Préparer, former les futurs dirigeants à des notions de base de gestion, au monde administratif et financier, au jargon qui les attend pour leur éviter de sombrer quelques années plus tard. C’est le concept que défend l’Ordre des experts-comptables de Nouvelle-Aquitaine pour un métier "qui ne s’invente pas" et dans un contexte national de défaillances d’entreprises jamais vu. C’est ce contexte justement - illustré par les chiffres du tribunal de commerce de Bordeaux ce 21 janvier - qui fait dire à la présidente de l’Ordre qu'"il y a urgence".

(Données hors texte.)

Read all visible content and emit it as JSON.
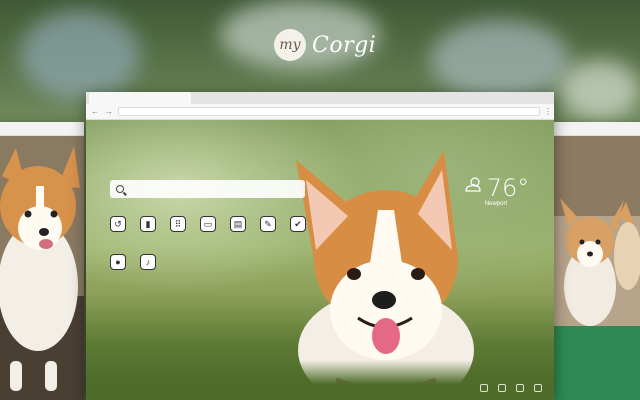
{
  "logo": {
    "badge": "my",
    "name": "Corgi"
  },
  "browser": {
    "nav_back": "←",
    "nav_forward": "→",
    "menu": "⋮"
  },
  "search": {
    "placeholder": ""
  },
  "apps": [
    {
      "name": "history-icon",
      "glyph": "↺"
    },
    {
      "name": "bookmark-icon",
      "glyph": "▮"
    },
    {
      "name": "apps-grid-icon",
      "glyph": "⠿"
    },
    {
      "name": "games-icon",
      "glyph": "▭"
    },
    {
      "name": "store-icon",
      "glyph": "▤"
    },
    {
      "name": "edit-icon",
      "glyph": "✎"
    },
    {
      "name": "check-icon",
      "glyph": "✔"
    },
    {
      "name": "chat-icon",
      "glyph": "●"
    },
    {
      "name": "music-icon",
      "glyph": "♪"
    }
  ],
  "weather": {
    "temperature": "76°",
    "city": "Newport",
    "icon": "partly-cloudy-icon"
  }
}
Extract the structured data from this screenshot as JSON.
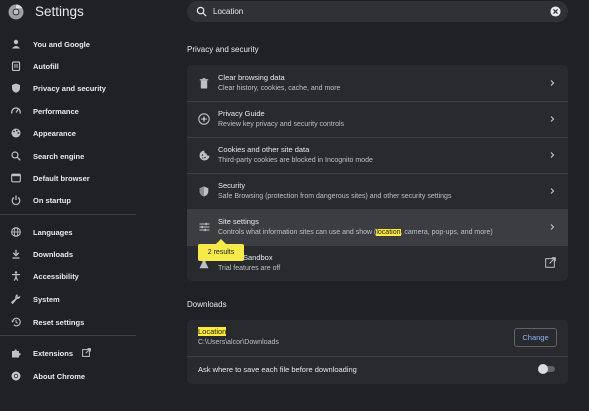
{
  "header": {
    "app_title": "Settings",
    "search_value": "Location",
    "search_icon": "search-icon",
    "clear_icon": "close-icon"
  },
  "sidebar": {
    "items": [
      {
        "label": "You and Google",
        "icon": "person-icon"
      },
      {
        "label": "Autofill",
        "icon": "clipboard-icon"
      },
      {
        "label": "Privacy and security",
        "icon": "shield-icon"
      },
      {
        "label": "Performance",
        "icon": "speedometer-icon"
      },
      {
        "label": "Appearance",
        "icon": "palette-icon"
      },
      {
        "label": "Search engine",
        "icon": "search-icon"
      },
      {
        "label": "Default browser",
        "icon": "browser-icon"
      },
      {
        "label": "On startup",
        "icon": "power-icon"
      },
      {
        "label": "Languages",
        "icon": "globe-icon"
      },
      {
        "label": "Downloads",
        "icon": "download-icon"
      },
      {
        "label": "Accessibility",
        "icon": "accessibility-icon"
      },
      {
        "label": "System",
        "icon": "wrench-icon"
      },
      {
        "label": "Reset settings",
        "icon": "history-icon"
      },
      {
        "label": "Extensions",
        "icon": "puzzle-icon"
      },
      {
        "label": "About Chrome",
        "icon": "chrome-icon"
      }
    ]
  },
  "privacy": {
    "title": "Privacy and security",
    "rows": [
      {
        "title": "Clear browsing data",
        "subtitle": "Clear history, cookies, cache, and more",
        "icon": "trash-icon"
      },
      {
        "title": "Privacy Guide",
        "subtitle": "Review key privacy and security controls",
        "icon": "compass-icon"
      },
      {
        "title": "Cookies and other site data",
        "subtitle": "Third-party cookies are blocked in Incognito mode",
        "icon": "cookie-icon"
      },
      {
        "title": "Security",
        "subtitle": "Safe Browsing (protection from dangerous sites) and other security settings",
        "icon": "shield-icon"
      },
      {
        "title": "Site settings",
        "subtitle_pre": "Controls what information sites can use and show (",
        "subtitle_hl": "location",
        "subtitle_post": ", camera, pop-ups, and more)",
        "icon": "sliders-icon"
      },
      {
        "title_tail": "Sandbox",
        "subtitle": "Trial features are off",
        "icon": "flask-icon"
      }
    ],
    "tooltip": "2 results"
  },
  "downloads": {
    "title": "Downloads",
    "location_label": "Location",
    "location_path": "C:\\Users\\alcor\\Downloads",
    "change_label": "Change",
    "ask_label": "Ask where to save each file before downloading",
    "ask_enabled": false
  },
  "colors": {
    "background": "#202124",
    "card": "#292a2d",
    "highlight": "#ffeb3b",
    "link": "#8ab4f8"
  }
}
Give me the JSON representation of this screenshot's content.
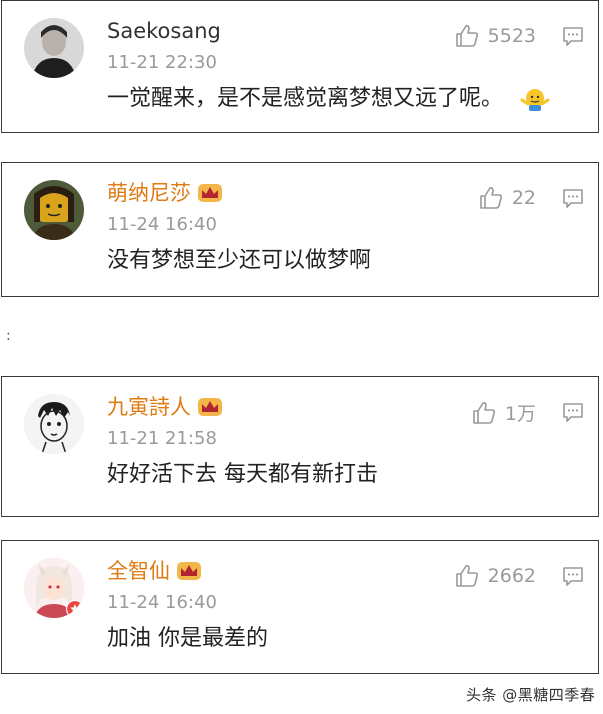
{
  "comments": [
    {
      "username": "Saekosang",
      "timestamp": "11-21 22:30",
      "text": "一觉醒来，是不是感觉离梦想又远了呢。",
      "likes": "5523",
      "vip": false,
      "avatar": "man-portrait-icon",
      "emoji": "shrug-emoji-icon"
    },
    {
      "username": "萌纳尼莎",
      "timestamp": "11-24 16:40",
      "text": "没有梦想至少还可以做梦啊",
      "likes": "22",
      "vip": true,
      "avatar": "mona-lisa-lego-icon"
    },
    {
      "username": "九寅詩人",
      "timestamp": "11-21 21:58",
      "text": "好好活下去 每天都有新打击",
      "likes": "1万",
      "vip": true,
      "avatar": "sketch-face-icon"
    },
    {
      "username": "全智仙",
      "timestamp": "11-24 16:40",
      "text": "加油 你是最差的",
      "likes": "2662",
      "vip": true,
      "avatar": "anime-girl-icon"
    }
  ],
  "separator": ":",
  "watermark": "头条 @黑糖四季春",
  "colors": {
    "vip_name": "#e07a13",
    "meta": "#9a9a9a",
    "border": "#3a3a3a"
  }
}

Le déficit technique et managérial pointé par une étude
"Nous avons lancé l’étude de notre think tank Sofos sur les motifs de défaillances en avril 2024 pour défendre notre idée, données à l’appui, et démarcher des partenaires", explique Delphine Sabatey. Il en ressort que la conjoncture, les PGE, le post-Covid en général n’expliquent pas à eux seuls les records de défaillances. Présenté le 17 janvier, le compte rendu de l’étude "édifiante" selon les termes de l’Ordre conclut que les entrepreneurs français ne sont pas suffisamment armés. "Le déficit est important à la fois sur le plan technique mais encore plus d’un point de vue managérial sur l’ensemble des composantes de la gestion d’entreprise : recrutement, gestion financière et fiscale, marketing, achat et approvisionnement, commerce et export, organisation du capital, gouvernance."
Pour Delphine Sabatey, "il y a une méconnaissance voire un déni du chef d’entreprise qui n’a pas su identifier les premiers signes." Un défaut qu’elle attribue au fait que, "aujourd’hui on peut créer une entreprise sans jamais rencontrer quelqu’un. Or, un professionnel évalue la pertinence, contraint à prendre le temps de calculer sa rentabilité, etc."
Une formation obligatoire quel que soit le secteur
L’institut Sofos rappelle qu’en France, un entrepreneur sur quatre a moins de 30 ans et un sur cinq est autodidacte sans diplôme. Moins de la moitié est diplômée de l’enseignement supérieur.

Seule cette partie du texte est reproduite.